This weekend saw another attempt by government to restrict lobbying by charities. Cabinet Office minister Matthew Hancock, announced that, from now on, any charity getting a government grant will be banned from using the funds to lobby government.
The National Council for Voluntary Organisations does a good job of why the policy is unjust and likely to be counter-productive. It is ‘tantamount to making charities take a vow of silence,’ says CEO Stuart Etherington.
Not true, says Hancock. Government is merely ‘standing up for value for money’ and protecting the public purse. Taxpayers shouldn’t be made to foot the bill for charity lobbying, he says. It’s just a ‘common sense’, anti-waste measure.
A quick examination of the source of the policy – the impetus behind it – suggests otherwise.
The government’s press release begins by citing research by the free market think tank, the Institute of Economic Affairs (IEA) into ‘so-called sock puppets’. The 2012 report by the IEA’s Christopher Snowdon, Sock Puppets: How the government lobbies itself and why argues that, when government finances the lobbying of itself, it is subverting democracy.
Government funding creates ‘sock puppet’ versions of civil society’, the report suggests, which ‘give the illusion of grassroots support for new legislation’ where there may be none. ‘State-funded charities and NGOs usually campaign for causes which do not enjoy widespread support amongst the general public,’ claims Snowdon.
Which charities and NGOs could he be referring to? Top of his list are likely to be public health advocates that lobby the government to take action on junk food advertising, smoking, and alcohol.
In Snowdon’s mind, the state-funding of such campaigners is anti-democratic. It skews the pitch. It also disadvantages those that lobby for the opposite... like Snowdon.
Snowdon runs something called the ‘Lifestyle Economics’ unit at the IEA. It is in the business of defending industries that face government action to curb the harm caused by their products. The ‘increasing focus by the government and general public on the issues surrounding alcohol, tobacco, gambling, sugar, fat and soft drinks, has made the formation of the unit timely and necessary’, it says.
Who funds this work is anyone’s guess. The IEA refuses to disclose who bank-rolls it. It does, however, have a history of close collaboration with the tobacco industry. Weknow, for example, that just one tobacco giant, BAT, has given the IEA over £70,000 since 2011. We know this not from the IEA, but because the tobacco giant gave in to pressure and released the figures.
Snowdon is a long-term pro-smoking activist. He is author of Velvet Fist, Iron Glove: A History of Anti-Smoking, and a prominent supporter of Forest, the pro-smoking lobby group: he was a speaker at Forest’s 2012 Conservative Party Conference fringe event.

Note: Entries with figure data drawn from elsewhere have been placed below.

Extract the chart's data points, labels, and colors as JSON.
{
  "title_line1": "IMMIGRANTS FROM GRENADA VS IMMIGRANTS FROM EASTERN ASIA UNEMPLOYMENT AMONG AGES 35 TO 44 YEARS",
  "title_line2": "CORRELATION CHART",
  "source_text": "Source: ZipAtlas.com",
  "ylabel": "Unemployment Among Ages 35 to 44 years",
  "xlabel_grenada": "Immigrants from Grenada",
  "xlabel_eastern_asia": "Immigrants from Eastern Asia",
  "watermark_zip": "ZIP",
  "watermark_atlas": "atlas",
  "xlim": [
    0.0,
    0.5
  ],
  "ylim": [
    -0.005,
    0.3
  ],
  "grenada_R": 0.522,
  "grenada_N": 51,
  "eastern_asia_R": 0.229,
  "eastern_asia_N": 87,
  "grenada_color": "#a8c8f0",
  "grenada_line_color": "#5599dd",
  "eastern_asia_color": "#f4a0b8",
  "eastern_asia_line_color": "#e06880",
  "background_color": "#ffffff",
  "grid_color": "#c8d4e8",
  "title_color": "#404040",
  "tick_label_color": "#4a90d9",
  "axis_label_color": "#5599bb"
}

Snowdon doesn’t like public health advocates. ‘Gobshite’, ‘deranged’ and a ‘clueless clown’ is how he described Stan Glantz, the US public health professor who has probably done more than anyone to expose the tobacco industry’s deceptive lobbying campaigns. Linda Bauld, a UK public health professor and a leading expert on smoking, who served as the UK government’s scientific adviser on tobacco control is, according to Snowdon, a fantasist who promotes voodoo science. He has called Simon Chapman, a public health professor at the University of Sydney, with over 400 peer-reviewed articles and seventeen books to his name, a ‘scrotum-faced head-banger’.
The government’s latest attempt to silence charities should be seen in this context. Snowdon and the IEA don’t like public health charities, or the public health measures they lobby for. They like even less the fact that public health charities receive public funding.
Health select committee chair and Tory MP Sarah Wollaston tweeted at the weekend that ending charities’ ability to lobby ministers would have “serious consequences” for public health. The “balance (is) already distorted in favour of industry,” she wrote.
Which is just how Snowdon, the IEA and its industry backers like it.